Tax time can be tricky, particularly for business owners. The combination of changing tax laws and the unchartered territory of COVID-19 relief programs creates added complexity for 2020 tax filing. With more than 20 years of experience in managing operations and business finances, I focus on helping other business owners achieve financial stability and future readiness. To help for this year’s tax season, I’m sharing answers to the most common tax questions that I’m hearing from small business owners right now.
What do I need to file taxes for my small business?
As a small business owner, the most important action you can take to be ready for tax time is to maintain accurate financial records. You must have a record of all income, cost of goods sold, expenses, fixed assets and loans relevant to the current tax year. Accuracy and detail are key. Working with a qualified bookkeeper or accountant trained to categorize and track this information in alignment with tax laws can make tax time a breeze.
Am I eligible for a home office deduction?
Many small business owners found themselves transitioning from a brick-and-mortar to a home office due to COVID-19. Business use of your home is tax deductible if you meet the IRS requirements. For example, you must demonstrate dedicated home office space that is used as your principal place of business. Storage of inventory may qualify for a deduction, too. Your tax accountant can help you determine if you qualify and the best method for taking advantage of the home office deduction.
Is Paycheck Protection Program (PPP) money taxable?
Business owners who leveraged PPP during 2020 can breathe a sigh of relief as the forgiven loans will not be taxed by the federal government. The CARES Act specifies any forgiven loan amount is not included in taxable income. Additionally, companies awaiting confirmation of loan forgiveness do not pay taxes on PPP funds if the company reasonably expects to receive forgiveness of their PPP loan. Whether a borrower’s forgiven loan is taxable at the state level depends upon the state. Business owners should check with states where the company files income tax to determine if the state followed federal guidelines or enacted its own ruling.
Are expenses paid with PPP funds tax deductible?
Yes, eligible expenses paid with PPP loans are tax deductible. Initially, the IRS stated that expenses would not be tax deductible, but Congress reversed the decision. The Consolidated Appropriations Act of 2021 was signed into law on December 27, 2020. The bottom line is that the federal government allows full deductibility for expenses paid with forgiven PPP loans. Many states are still determining the treatment of PPP monies. Talk with your tax advisor about how the treatment of PPP forgiven loans will impact you and your business for state income tax purposes.
My business received state or another form of relief funding. Is it taxable income?
The pandemic prompted a plethora of organizations, as well as state and local governments, to offer grant funding to small- and mid-sized businesses to alleviate the financial strain caused by COVID-19. The grant funding received may not have to be repaid, but often, the money is considered taxable income. Check with the granting agency and relevant government tax agencies to obtain clarification on whether the money is classified as taxable income by the state or federal government.

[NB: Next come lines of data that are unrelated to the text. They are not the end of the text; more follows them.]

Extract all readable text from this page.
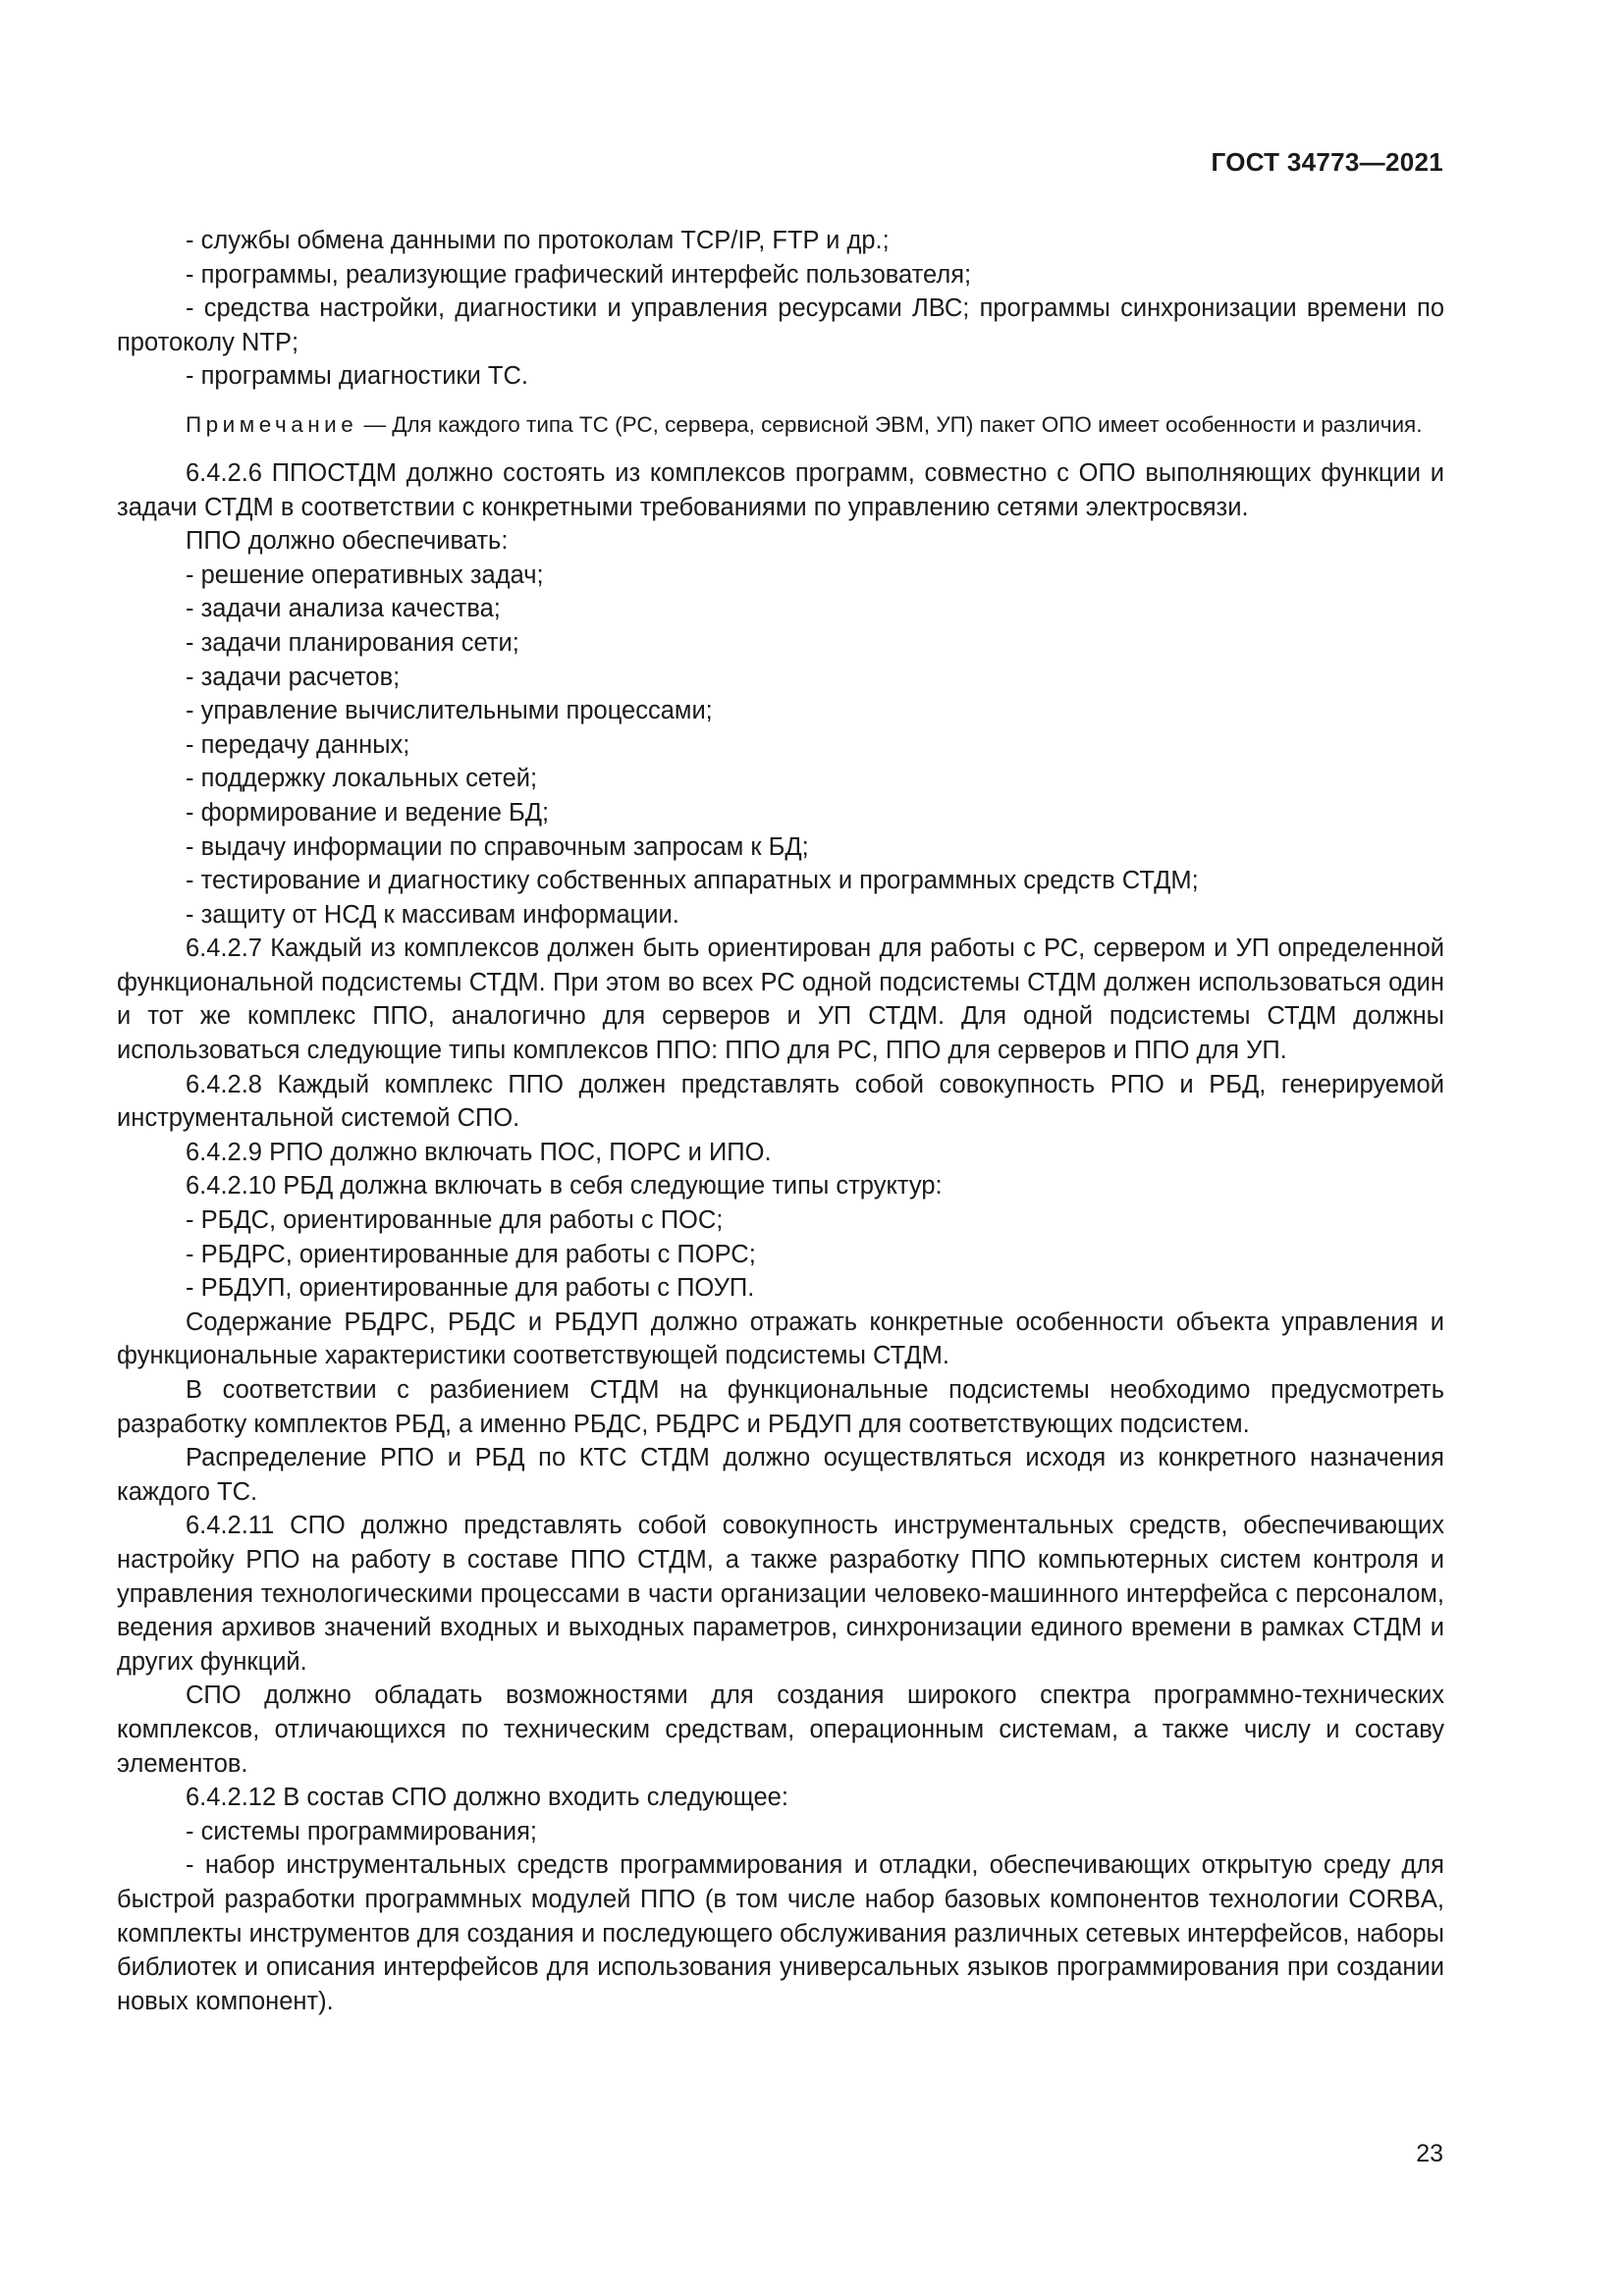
ГОСТ 34773—2021

- службы обмена данными по протоколам TCP/IP, FTP и др.;

- программы, реализующие графический интерфейс пользователя;

- средства настройки, диагностики и управления ресурсами ЛВС; программы синхронизации времени по протоколу NTP;

- программы диагностики ТС.

Примечание — Для каждого типа ТС (РС, сервера, сервисной ЭВМ, УП) пакет ОПО имеет особенности и различия.

6.4.2.6 ППОСТДМ должно состоять из комплексов программ, совместно с ОПО выполняющих функции и задачи СТДМ в соответствии с конкретными требованиями по управлению сетями электросвязи.

ППО должно обеспечивать:

- решение оперативных задач;

- задачи анализа качества;

- задачи планирования сети;

- задачи расчетов;

- управление вычислительными процессами;

- передачу данных;

- поддержку локальных сетей;

- формирование и ведение БД;

- выдачу информации по справочным запросам к БД;

- тестирование и диагностику собственных аппаратных и программных средств СТДМ;

- защиту от НСД к массивам информации.

6.4.2.7 Каждый из комплексов должен быть ориентирован для работы с РС, сервером и УП определенной функциональной подсистемы СТДМ. При этом во всех РС одной подсистемы СТДМ должен использоваться один и тот же комплекс ППО, аналогично для серверов и УП СТДМ. Для одной подсистемы СТДМ должны использоваться следующие типы комплексов ППО: ППО для РС, ППО для серверов и ППО для УП.

6.4.2.8 Каждый комплекс ППО должен представлять собой совокупность РПО и РБД, генерируемой инструментальной системой СПО.

6.4.2.9 РПО должно включать ПОС, ПОРС и ИПО.

6.4.2.10 РБД должна включать в себя следующие типы структур:

- РБДС, ориентированные для работы с ПОС;

- РБДРС, ориентированные для работы с ПОРС;

- РБДУП, ориентированные для работы с ПОУП.

Содержание РБДРС, РБДС и РБДУП должно отражать конкретные особенности объекта управления и функциональные характеристики соответствующей подсистемы СТДМ.

В соответствии с разбиением СТДМ на функциональные подсистемы необходимо предусмотреть разработку комплектов РБД, а именно РБДС, РБДРС и РБДУП для соответствующих подсистем.

Распределение РПО и РБД по КТС СТДМ должно осуществляться исходя из конкретного назначения каждого ТС.

6.4.2.11 СПО должно представлять собой совокупность инструментальных средств, обеспечивающих настройку РПО на работу в составе ППО СТДМ, а также разработку ППО компьютерных систем контроля и управления технологическими процессами в части организации человеко-машинного интерфейса с персоналом, ведения архивов значений входных и выходных параметров, синхронизации единого времени в рамках СТДМ и других функций.

СПО должно обладать возможностями для создания широкого спектра программно-технических комплексов, отличающихся по техническим средствам, операционным системам, а также числу и составу элементов.

6.4.2.12 В состав СПО должно входить следующее:

- системы программирования;

- набор инструментальных средств программирования и отладки, обеспечивающих открытую среду для быстрой разработки программных модулей ППО (в том числе набор базовых компонентов технологии CORBA, комплекты инструментов для создания и последующего обслуживания различных сетевых интерфейсов, наборы библиотек и описания интерфейсов для использования универсальных языков программирования при создании новых компонент).

23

My business lost money during 2020. Is there a tax break?
Businesses that incur more expenses than income during the tax year experience a Net Operating Loss (NOL). In prior years, the IRS forced companies to carry forward the NOLs. Additionally, losses could only offset 80% of the taxable income. The CARES Act removed the existing limitations on NOLs. Thus, if your company lost money during 2020, your business may be able to receive money back sooner than it would have pre-pandemic. Because complex rules govern NOLs, it’s a good idea to consult a tax professional to understand how NOLs impact your specific tax situation.
Amanda Prill is the owner of Added Impact Consulting. She served as the CEO for a start-up government contracting firm that grew to almost $4M in 3.5 years. This unique perspective allows Amanda to see red flags within an organization’s finances and add more perspective than the typical bookkeeper. She holds a Master of Business Administration (MBA) and has 20 years of experience in managing small businesses, operations and business finances. When not in her office, you can find Amanda cycling, soaking up the sunshine, crafting or golfing with her husband.